On Twitter he had apologised for what he called an unedited rant, but he needn’t have bothered. It still reads quite well and, anyway, a bit of passion in writing is a good thing. If you’re too lazy to click the link and read what he said for yourself, the gist is this – he hates the phrase ‘‘craft beer’’ intensely and pledges to never use the word craft again (unless as a proper noun, while referring to knitting or commenting on a sailing ship). Instead he will just call it beer.
I reckon it’s a cause to get behind. As I feel like a relative newbie – having only been drinking good beer for about two years and been geeky for it for the last year – I’ve been happy to call it craft beer. Because I didn’t want those more beer aware than I to laugh at my ignorance.
Which is part of what Luke is getting at – plenty of people seem to build up a sense of snobbishness about ‘‘craft beer’’, seeing themselves as above the ordinary beer drinker who is too stupid to know what’s good for them.

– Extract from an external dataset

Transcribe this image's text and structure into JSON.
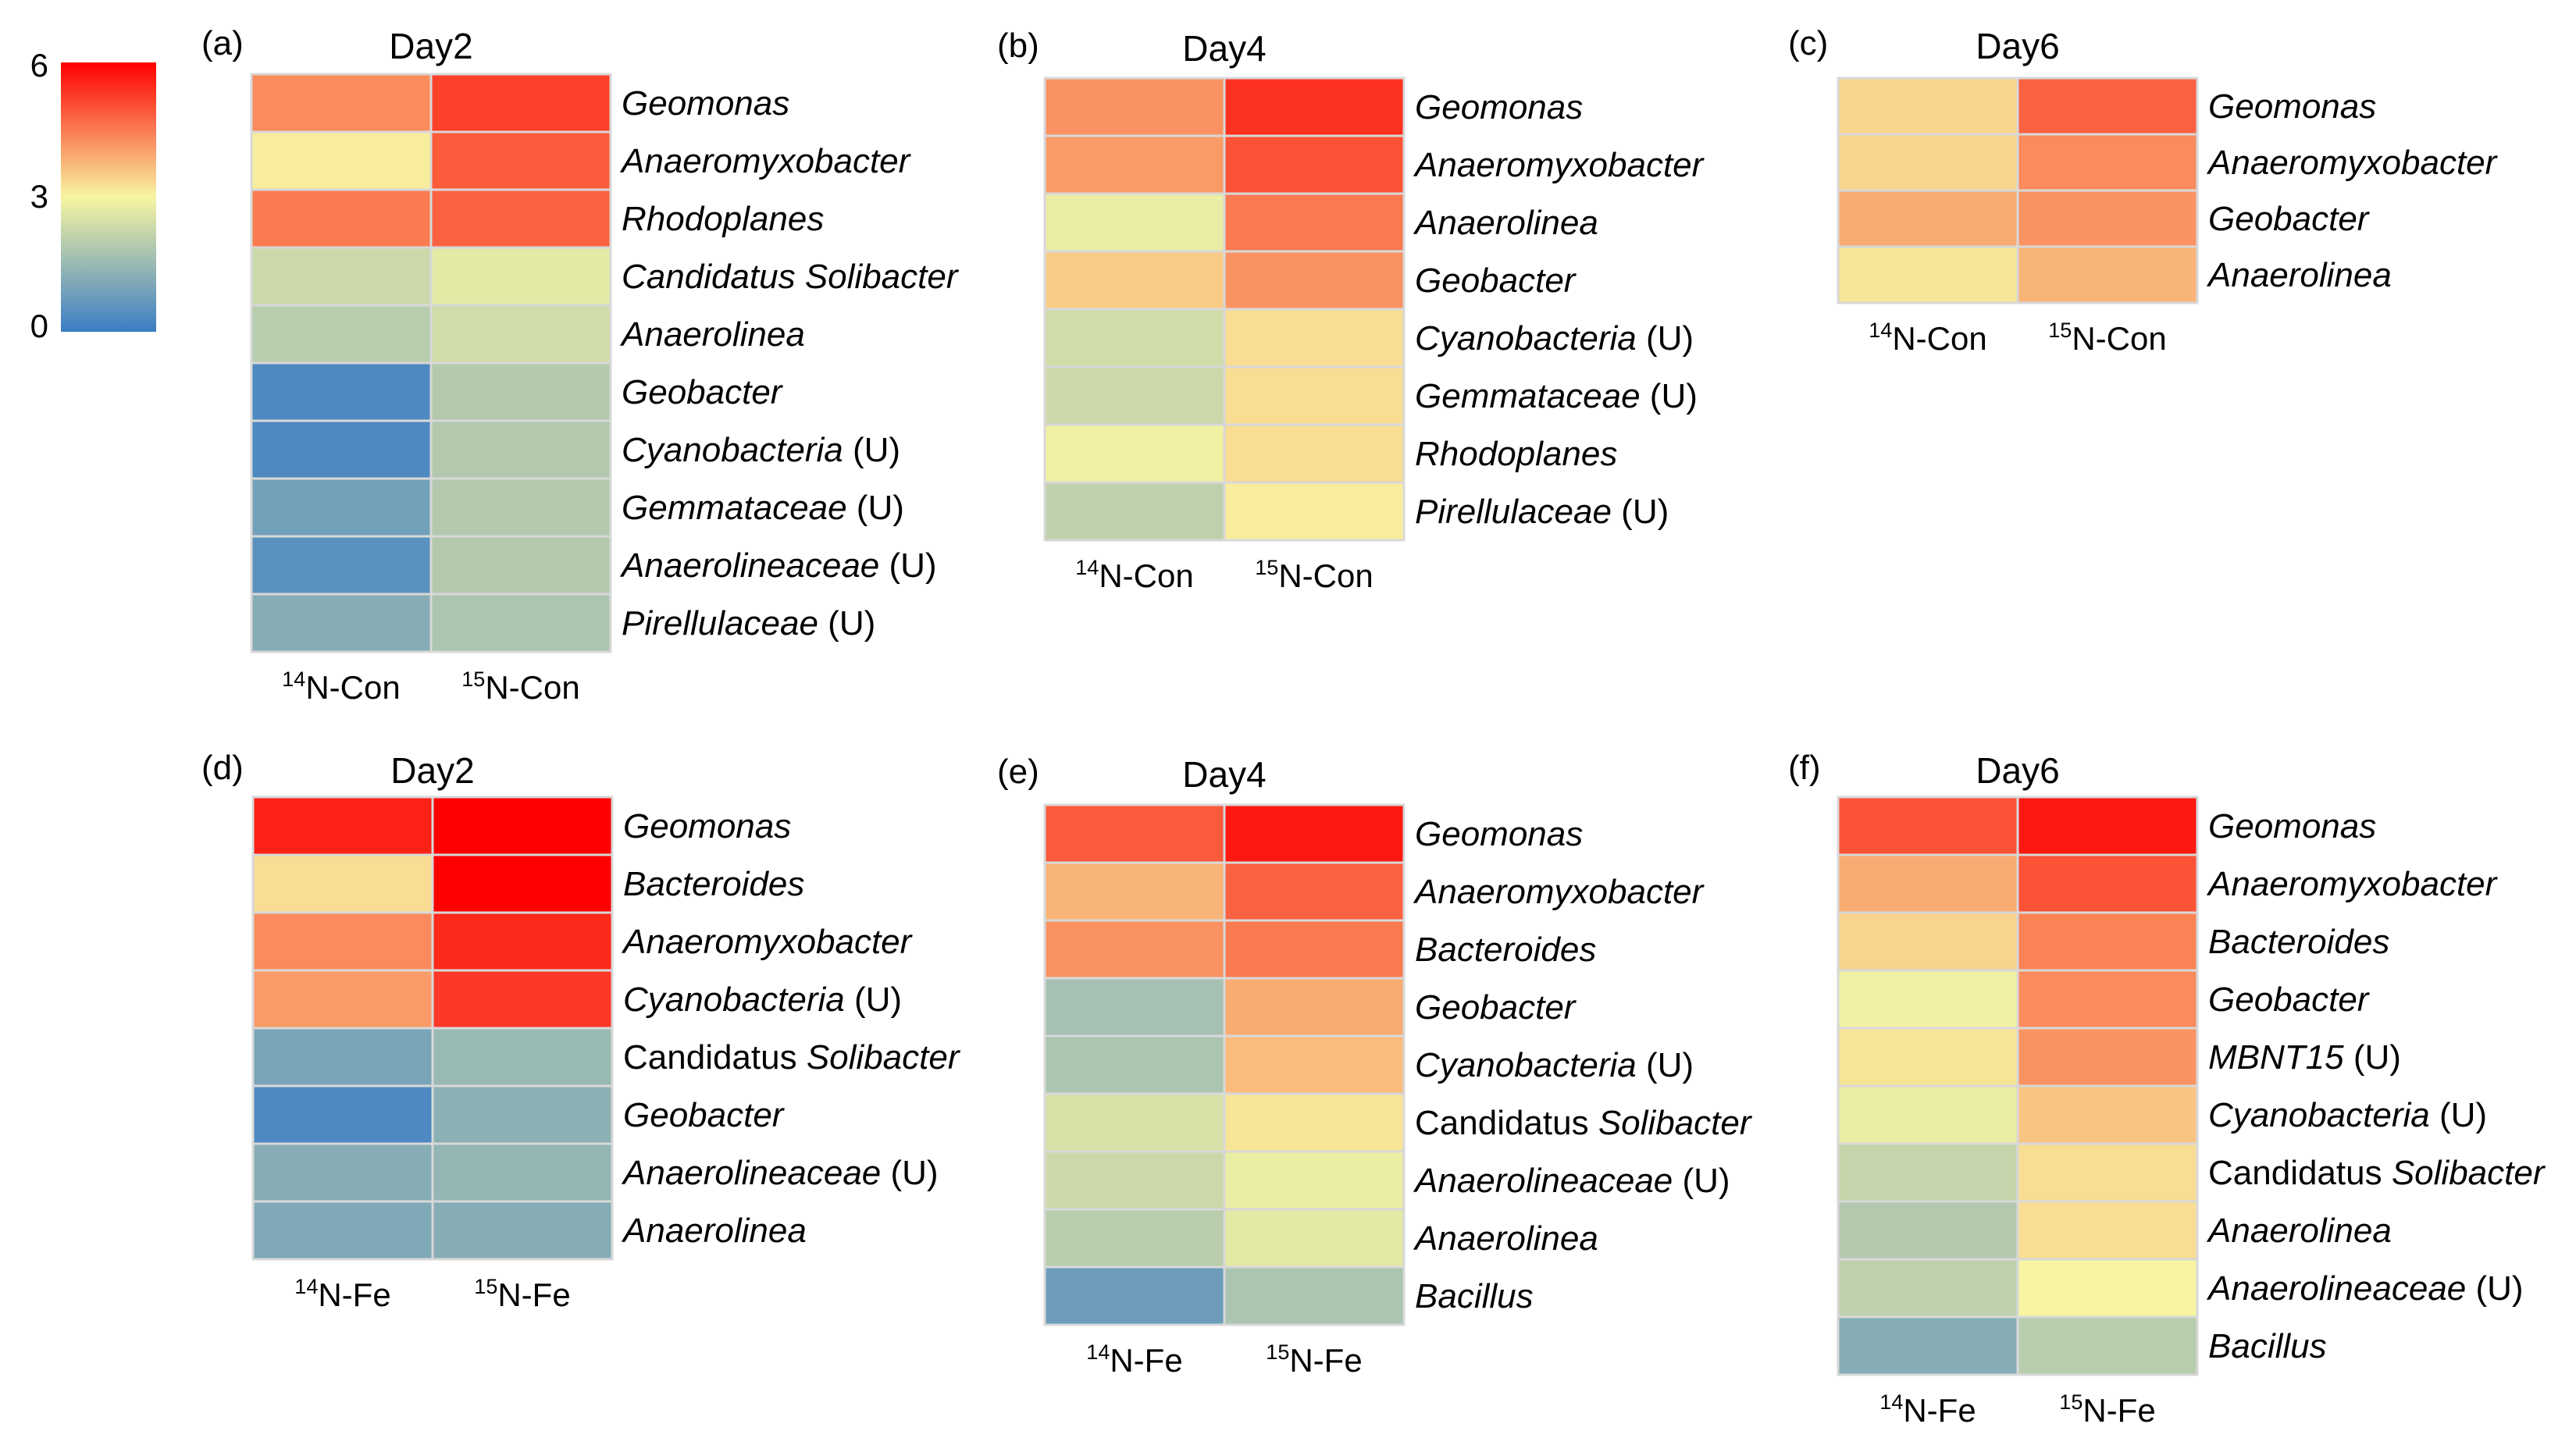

I agree with Luke. I too have secretly hated the term ‘‘craft beer’’. It’s clumsy, awkward and barely better than the odious ‘‘boutique beer’. I don’t know what ‘‘craft beer’’ means or how to define what is or isn’t craft beer. Hell, the industry itself can’t even decide who gets to call themselves a craft brewer, so how the hell am I supposed to know?
Anyway, if the industry did come up with a definition it wouldn’t mean a damn thing to me. Wouldn’t stop me from buying a beer that fell outside that definition because, when you get right down to it, I don’t like craft beer, I like good beer. And I don’t much care where it comes from.

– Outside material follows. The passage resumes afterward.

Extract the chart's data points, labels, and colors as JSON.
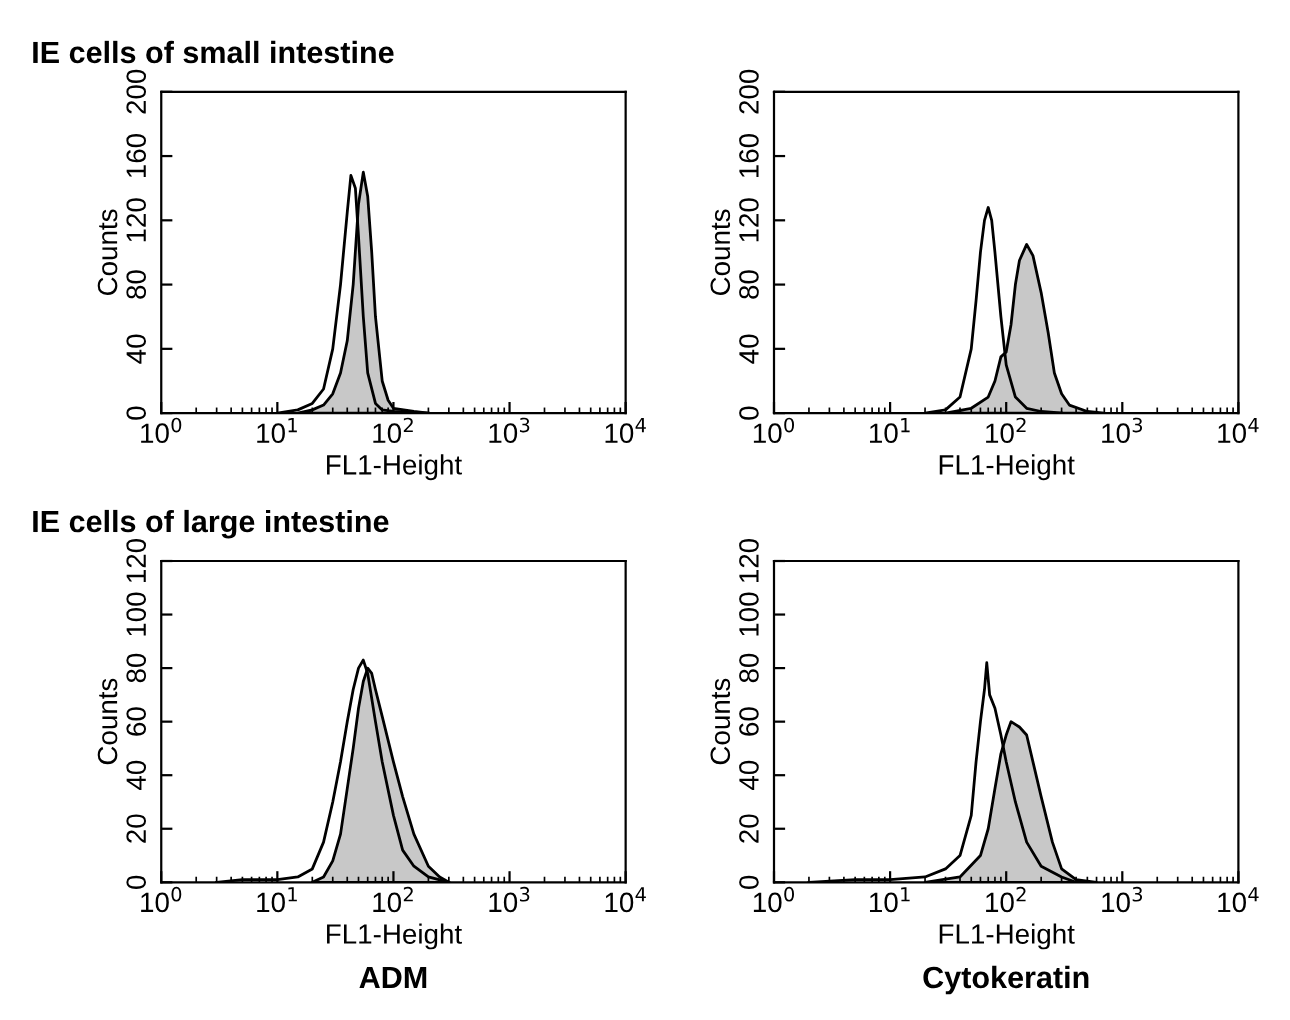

To be honest, I don’t care all that much about big breweries trying to horn their way into the craft market. (with one exception – they can’t try and deceive the drinker by creating some fake brewery name to put on the label. If Anheuser-Busch is making the beer, they should be putting their name on the label). Nor could I muster much outrage when Little Creatures was bought out. I figured, ‘‘hey, lets actually wait and see what they do before we get all indignant’’.

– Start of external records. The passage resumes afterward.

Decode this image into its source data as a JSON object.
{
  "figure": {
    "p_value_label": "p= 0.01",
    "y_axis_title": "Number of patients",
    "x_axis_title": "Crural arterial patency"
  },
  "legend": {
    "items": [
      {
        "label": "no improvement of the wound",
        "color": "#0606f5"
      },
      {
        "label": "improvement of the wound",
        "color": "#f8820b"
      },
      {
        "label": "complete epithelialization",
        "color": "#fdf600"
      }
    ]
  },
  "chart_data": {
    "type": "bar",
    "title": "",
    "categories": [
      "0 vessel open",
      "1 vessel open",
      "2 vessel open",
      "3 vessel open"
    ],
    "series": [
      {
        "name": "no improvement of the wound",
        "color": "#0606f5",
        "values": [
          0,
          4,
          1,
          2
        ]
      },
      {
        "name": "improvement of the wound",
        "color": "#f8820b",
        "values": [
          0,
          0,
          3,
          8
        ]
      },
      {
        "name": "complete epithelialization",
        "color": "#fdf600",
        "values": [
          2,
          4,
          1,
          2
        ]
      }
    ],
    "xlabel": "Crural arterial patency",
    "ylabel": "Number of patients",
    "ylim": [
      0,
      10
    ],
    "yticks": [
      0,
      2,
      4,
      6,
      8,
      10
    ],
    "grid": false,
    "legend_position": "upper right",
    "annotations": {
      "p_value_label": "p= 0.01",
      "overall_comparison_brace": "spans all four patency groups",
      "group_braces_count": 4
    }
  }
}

So, like Luke, I’m not going to use the phrase any more either. As a signifier, ‘‘good’’ works better than ‘‘craft’’ anyway. I’ll tell people I like beer and if they want clarification beyond that, they can ask for it.
I’m sure as hell not going tell them ‘‘I am a craft beer drinker’’. That’s a reference to a video I’d not heard of before reading about it in Luke’s post. For your amusement – or perhaps disgust – here it is in all its self-important, smug glory.
Incidentally, it seems that most of the people in that video work in the industry in some capacity. That’s pretty dishonest if you ask me, because they’re passing themselves off as merely consumers, rather than people with a financial stake. Could you imagine how angry beer geeks would be if Miller or Anheuser-Busch did something like that?
But more importantly I don’t see myself in this video at all. What I do see is a stack of pretentious, superior types who are convinced that their choice of beer somehow makes them a better person.
It’s a video that screams ‘‘I am better than you’’. A video that paints those who love good beer as elitist snobs and those who like mainstream beer as simple-minded fools who don’t know any better. A video that seems to say being a ‘‘craft beer drinker’’ is about style rather than substance. Just listen to the words they use to describe the beer they love – innovative, independent, collaborative, trendsetting, style, integrity, quality, boundary-pushing, non-conformist. All words that describe a beer’s image rather than its taste.
I don’t know about you, but I drink beer for the taste, not the image. And from now on, the beer I drink is ‘‘good’’, not ‘‘craft’’.